Earlier this year, I was having fika with one of the local university students. She was friendly, chatty, and like all the other females in this town, named Maria. A proud, native Umebo.
As we drank our fair trade lattes, we were discussing Botniabanan, the massive north Sweden, pain in the arse, trainline that's being built. Suddenly Maria said: “You know, when Umeå becomes the Culture Capital of Europe in 2014, Botniabanan will be so convenient for all the tourists to get here.”
I laughed so hard that bubbles of organic soy milk were coming out of my nose. Maria was not only friendly and chatty, she was also funny! Umeå - The Culture Capital of Europe! Tourists! Culture! Umeå! All in the same sentence! It was the best joke I had heard in a long time.
My fika companion was staring at me with a blank expression on her face. She was not amused. It took me full 27 seconds to realize she was serious. Dead serious. So, I challenged her to give me one example of European class culture in Umeå. Her response was not surprising: she continued to stare at me with a blank expression on her face, unable to name a single thing.
Needless to say, that was the last time I had fika with Maria.
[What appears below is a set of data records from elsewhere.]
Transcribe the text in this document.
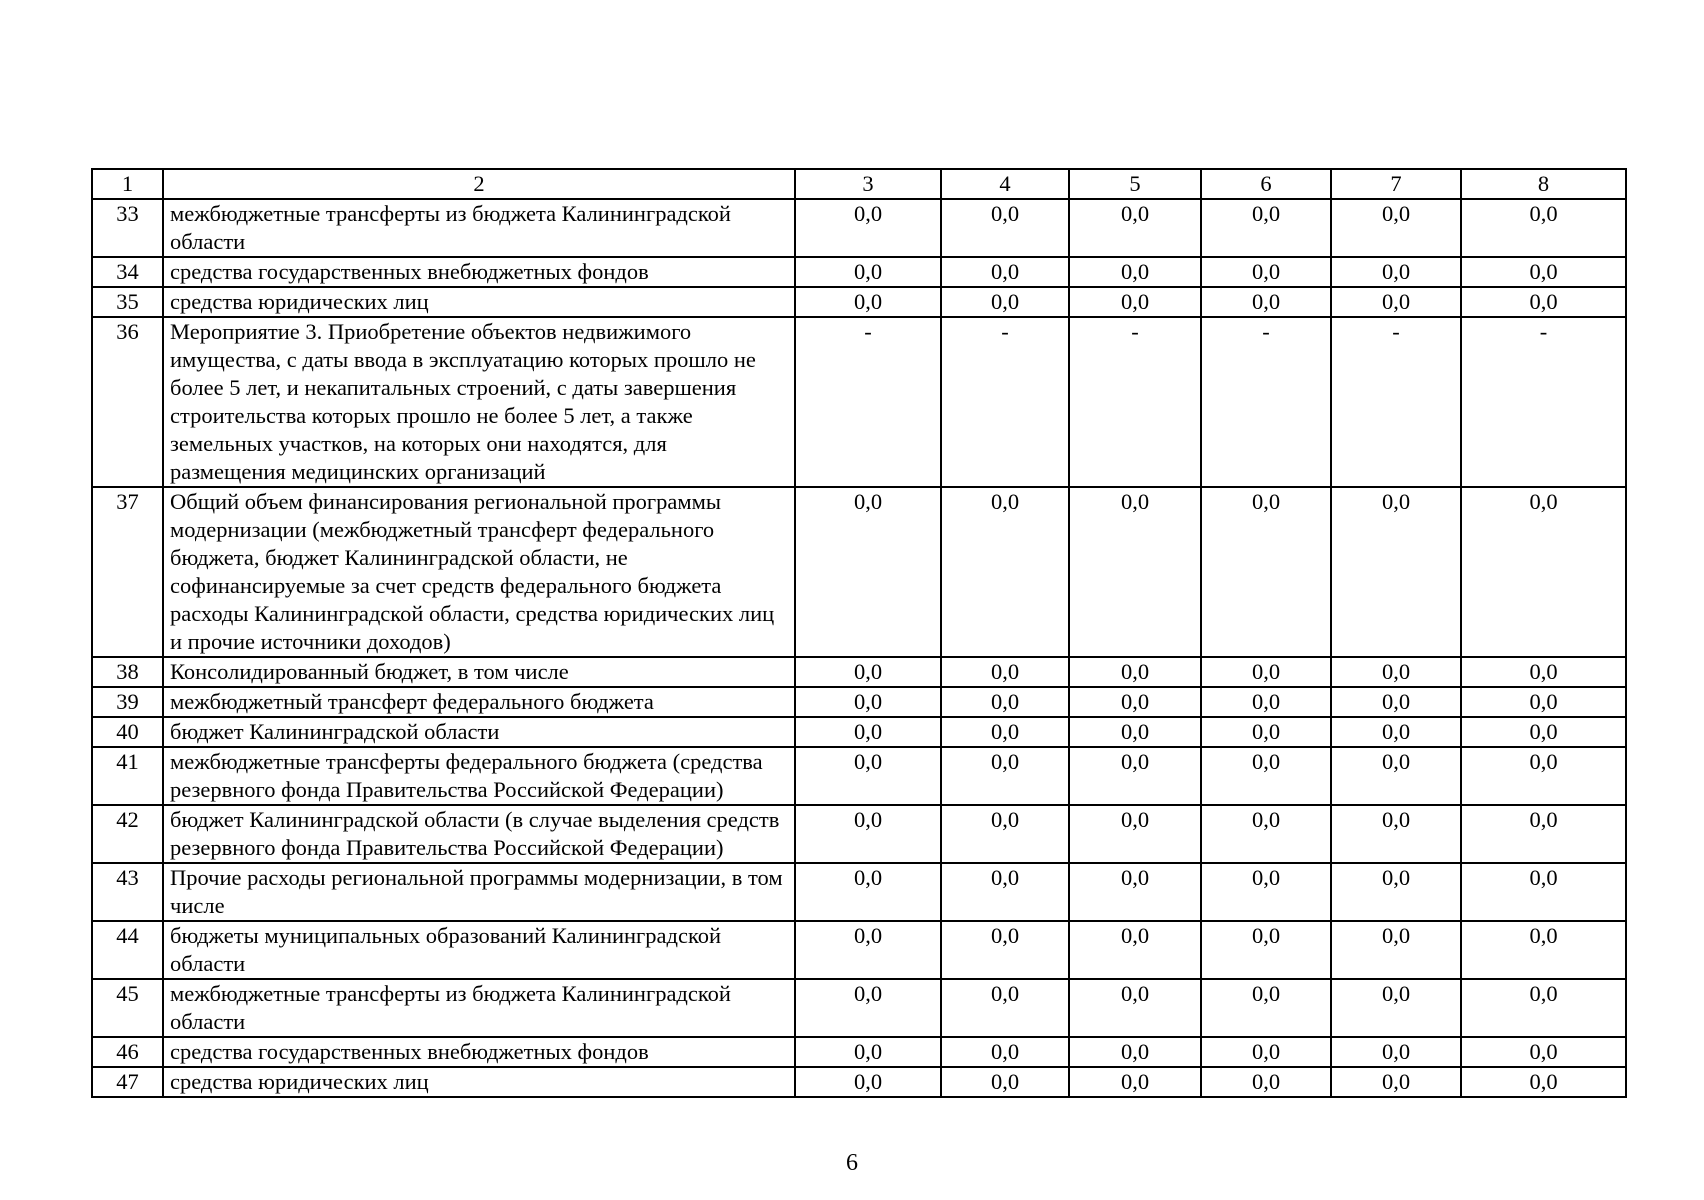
1	2	3	4	5	6	7	8
33	межбюджетные трансферты из бюджета Калининградской области	0,0	0,0	0,0	0,0	0,0	0,0
34	средства государственных внебюджетных фондов	0,0	0,0	0,0	0,0	0,0	0,0
35	средства юридических лиц	0,0	0,0	0,0	0,0	0,0	0,0
36	Мероприятие 3. Приобретение объектов недвижимого имущества, с даты ввода в эксплуатацию которых прошло не более 5 лет, и некапитальных строений, с даты завершения строительства которых прошло не более 5 лет, а также земельных участков, на которых они находятся, для размещения медицинских организаций	-	-	-	-	-	-
37	Общий объем финансирования региональной программы модернизации (межбюджетный трансферт федерального бюджета, бюджет Калининградской области, не софинансируемые за счет средств федерального бюджета расходы Калининградской области, средства юридических лиц и прочие источники доходов)	0,0	0,0	0,0	0,0	0,0	0,0
38	Консолидированный бюджет, в том числе	0,0	0,0	0,0	0,0	0,0	0,0
39	межбюджетный трансферт федерального бюджета	0,0	0,0	0,0	0,0	0,0	0,0
40	бюджет Калининградской области	0,0	0,0	0,0	0,0	0,0	0,0
41	межбюджетные трансферты федерального бюджета (средства резервного фонда Правительства Российской Федерации)	0,0	0,0	0,0	0,0	0,0	0,0
42	бюджет Калининградской области (в случае выделения средств резервного фонда Правительства Российской Федерации)	0,0	0,0	0,0	0,0	0,0	0,0
43	Прочие расходы региональной программы модернизации, в том числе	0,0	0,0	0,0	0,0	0,0	0,0
44	бюджеты муниципальных образований Калининградской области	0,0	0,0	0,0	0,0	0,0	0,0
45	межбюджетные трансферты из бюджета Калининградской области	0,0	0,0	0,0	0,0	0,0	0,0
46	средства государственных внебюджетных фондов	0,0	0,0	0,0	0,0	0,0	0,0
47	средства юридических лиц	0,0	0,0	0,0	0,0	0,0	0,0
6
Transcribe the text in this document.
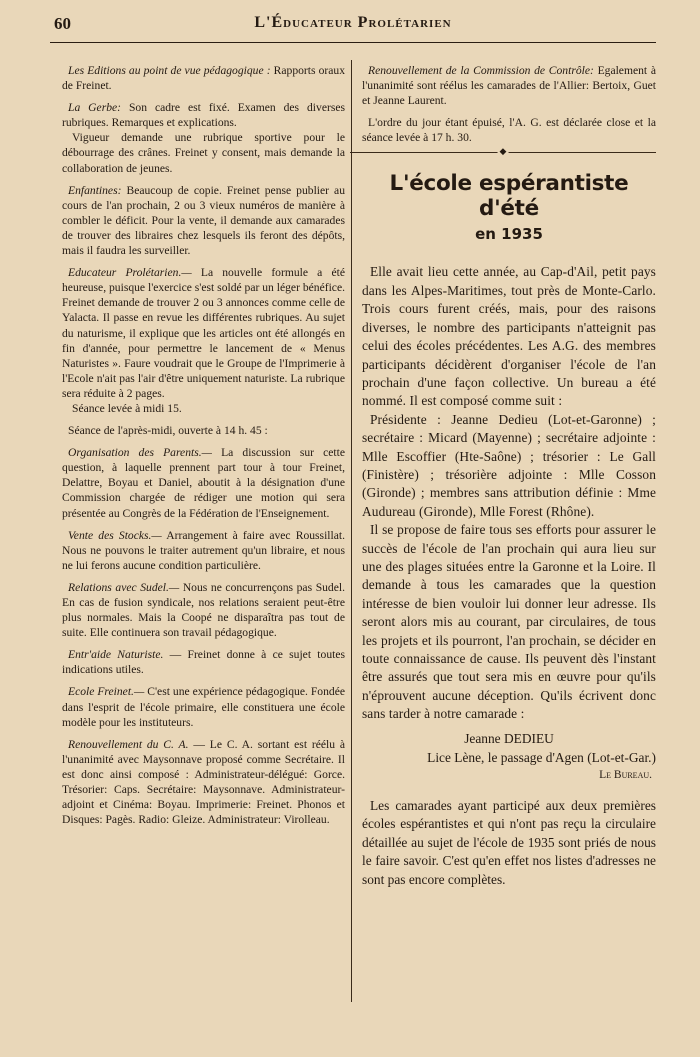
60	L'Éducateur Prolétarien

Les Editions au point de vue pédagogique : Rapports oraux de Freinet.

La Gerbe: Son cadre est fixé. Examen des diverses rubriques. Remarques et explications.
Vigueur demande une rubrique sportive pour le débourrage des crânes. Freinet y consent, mais demande la collaboration de jeunes.

Enfantines: Beaucoup de copie. Freinet pense publier au cours de l'an prochain, 2 ou 3 vieux numéros de manière à combler le déficit. Pour la vente, il demande aux camarades de trouver des libraires chez lesquels ils feront des dépôts, mais il faudra les surveiller.

Educateur Prolétarien.— La nouvelle formule a été heureuse, puisque l'exercice s'est soldé par un léger bénéfice. Freinet demande de trouver 2 ou 3 annonces comme celle de Yalacta. Il passe en revue les différentes rubriques. Au sujet du naturisme, il explique que les articles ont été allongés en fin d'année, pour permettre le lancement de « Menus Naturistes ». Faure voudrait que le Groupe de l'Imprimerie à l'Ecole n'ait pas l'air d'être uniquement naturiste. La rubrique sera réduite à 2 pages.
Séance levée à midi 15.

Séance de l'après-midi, ouverte à 14 h. 45 :

Organisation des Parents.— La discussion sur cette question, à laquelle prennent part tour à tour Freinet, Delattre, Boyau et Daniel, aboutit à la désignation d'une Commission chargée de rédiger une motion qui sera présentée au Congrès de la Fédération de l'Enseignement.

Vente des Stocks.— Arrangement à faire avec Roussillat. Nous ne pouvons le traiter autrement qu'un libraire, et nous ne lui ferons aucune condition particulière.

Relations avec Sudel.— Nous ne concurrençons pas Sudel. En cas de fusion syndicale, nos relations seraient peut-être plus normales. Mais la Coopé ne disparaîtra pas tout de suite. Elle continuera son travail pédagogique.

Entr'aide Naturiste. — Freinet donne à ce sujet toutes indications utiles.

Ecole Freinet.— C'est une expérience pédagogique. Fondée dans l'esprit de l'école primaire, elle constituera une école modèle pour les instituteurs.

Renouvellement du C. A. — Le C. A. sortant est réélu à l'unanimité avec Maysonnave proposé comme Secrétaire. Il est donc ainsi composé : Administrateur-délégué: Gorce. Trésorier: Caps. Secrétaire: Maysonnave. Administrateur-adjoint et Cinéma: Boyau. Imprimerie: Freinet. Phonos et Disques: Pagès. Radio: Gleize. Administrateur: Virolleau.

Renouvellement de la Commission de Contrôle: Egalement à l'unanimité sont réélus les camarades de l'Allier: Bertoix, Guet et Jeanne Laurent.

L'ordre du jour étant épuisé, l'A. G. est déclarée close et la séance levée à 17 h. 30.

◆
L'école espérantiste d'été
en 1935

Elle avait lieu cette année, au Cap-d'Ail, petit pays dans les Alpes-Maritimes, tout près de Monte-Carlo. Trois cours furent créés, mais, pour des raisons diverses, le nombre des participants n'atteignit pas celui des écoles précédentes. Les A.G. des membres participants décidèrent d'organiser l'école de l'an prochain d'une façon collective. Un bureau a été nommé. Il est composé comme suit :

Présidente : Jeanne Dedieu (Lot-et-Garonne) ; secrétaire : Micard (Mayenne) ; secrétaire adjointe : Mlle Escoffier (Hte-Saône) ; trésorier : Le Gall (Finistère) ; trésorière adjointe : Mlle Cosson (Gironde) ; membres sans attribution définie : Mme Audureau (Gironde), Mlle Forest (Rhône).

Il se propose de faire tous ses efforts pour assurer le succès de l'école de l'an prochain qui aura lieu sur une des plages situées entre la Garonne et la Loire. Il demande à tous les camarades que la question intéresse de bien vouloir lui donner leur adresse. Ils seront alors mis au courant, par circulaires, de tous les projets et ils pourront, l'an prochain, se décider en toute connaissance de cause. Ils peuvent dès l'instant être assurés que tout sera mis en œuvre pour qu'ils n'éprouvent aucune déception. Qu'ils écrivent donc sans tarder à notre camarade :

Jeanne DEDIEU
Lice Lène, le passage d'Agen (Lot-et-Gar.)
Le Bureau.

Les camarades ayant participé aux deux premières écoles espérantistes et qui n'ont pas reçu la circulaire détaillée au sujet de l'école de 1935 sont priés de nous le faire savoir. C'est qu'en effet nos listes d'adresses ne sont pas encore complètes.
She graduated, and like all proud, native Umebos, moved elsewhere in search of work and excitement. But my quest for culture in Umeå had just begun.
Not just any culture. World-class culture. Surely, if this town aspires to become Europas kulturhuvudstad, it must have something special to contribute to the vast and varied European cultural life, other than the Z grade film festival, and a jazz event that couldn't get a well known musician to attend, even if its very survival depended on it. And oh yeah, the world's northernmost opera house. Where you go to see nobody who's famous, and nobody who's going to be famous. In other words, your typical provincial town, with its provincial culture for its provincial inhabitants.
Sadly, some of those provincial inhabitants, who obviously have never seen an example of world class culture, or even European class culture, dream big. Bigger than big. They dream like Hugo Chavez after a binge of Red Bull and acid. They compared the cultural life in Umeå to that of New Delhi. Which provoked jolly laughter and much head shaking of the few unlucky New Delhians who happened to live here.
To solve this cultural mystery, I went straight to the source - the almighty City Hall. And like my fika pal Maria, I asked them to provide just one example of world class culture in our lovely town. Of course they couldn't, and after a while, they stopped responding to my emails altogether.
So, I took to the streets, and asked the local masses at large. The local masses were stumped. They knew there was culture here, but world class? Never heard of it. Had the great unwashed of Umeå heard about the Culture Capital quest? They laughed in my face. Out of 127 people asked, 124 thought it was a total waste of time and money. 2 liked the idea, and 1 could only speak Urdu.
But the dreamers at City Hall plow ahead. With the budget of 5 million crowns a year, they plan to promote the candidacy of Umeå for the European Capital of Culture in 2014. They are proud of Umeå's theatre, music, food culture, architecture, sports, art, film, and probably a few other things that I am too embarrassed to list here. They believe that Umeå can win.
I believe it's a great way of wasting 5 million crowns a year. They might as well shred the pile of cash in the city square and burn it in a great bonfire, with singing, dancing, and much hand clapping.
The result would be about the same, if not better.